Absence de caractère distinctif
33 Ensuite, s’agissant de l’absence de caractère distinctif du signe demandé, il convient de rappeler, à titre liminaire, que, dans le cas d’une marque composée d’un élément verbal, à
savoir «noicompresamomoto» et d’un élément figuratif , l’éventuel caractère distinctif de celui-ci peut être examiné, en partie, pour chacun de ses éléments pris séparément, mais doit, en tout état de cause, dépendre d’un examen de l’ensemble de ces éléments. La seule circonstance que chacun de ces éléments, pris séparément, est dépourvu de caractère distinctif n’exclut pas que la combinaison qu’ils forment puisse être distinctive
(16/09/2004, C-329/02 P, SAT.2, EU:C:2004:532, § 28).

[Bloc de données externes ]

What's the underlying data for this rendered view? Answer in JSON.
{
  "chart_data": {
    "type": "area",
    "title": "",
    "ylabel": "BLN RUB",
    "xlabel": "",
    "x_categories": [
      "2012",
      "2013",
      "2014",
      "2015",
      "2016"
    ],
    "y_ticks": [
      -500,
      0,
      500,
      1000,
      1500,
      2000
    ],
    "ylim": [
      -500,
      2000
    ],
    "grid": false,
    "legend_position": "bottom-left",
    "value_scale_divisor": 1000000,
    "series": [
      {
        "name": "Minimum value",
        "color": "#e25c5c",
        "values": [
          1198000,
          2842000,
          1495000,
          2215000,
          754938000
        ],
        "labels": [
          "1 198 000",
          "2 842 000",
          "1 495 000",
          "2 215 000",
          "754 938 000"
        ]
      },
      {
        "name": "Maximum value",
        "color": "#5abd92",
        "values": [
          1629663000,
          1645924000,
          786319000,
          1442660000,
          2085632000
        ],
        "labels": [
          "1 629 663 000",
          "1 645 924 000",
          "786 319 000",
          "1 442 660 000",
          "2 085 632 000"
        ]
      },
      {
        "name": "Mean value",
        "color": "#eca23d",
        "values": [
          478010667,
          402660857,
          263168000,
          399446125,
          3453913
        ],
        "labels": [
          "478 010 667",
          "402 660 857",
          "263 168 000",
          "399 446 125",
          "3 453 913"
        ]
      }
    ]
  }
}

Sur l’élément verbal «noicompresamomoto»
34 Dans la décision attaquée, la division d’opposition a conclu que le public italophone comprendra l’élément verbal «noicompresamomoto» dans le sens d’ experts qui achètent des motocyclettes ou des motocyclettes.
35 La demanderesse ne s’oppose pas à ladite compréhension de l’élément verbal par le public italophone.
36 Pour autant, la requérante soutient que les éléments verbaux «noi compresamo moto», seuls, rendent le signe simplement évocateur, suggestif et attirent l’attention du consommateur, sans donner en réalité aucune information sur les services demandés. Par conséquent, l’élément verbal aurait déjà un caractère distinctif suffisant pour être enregistré en tant que marque.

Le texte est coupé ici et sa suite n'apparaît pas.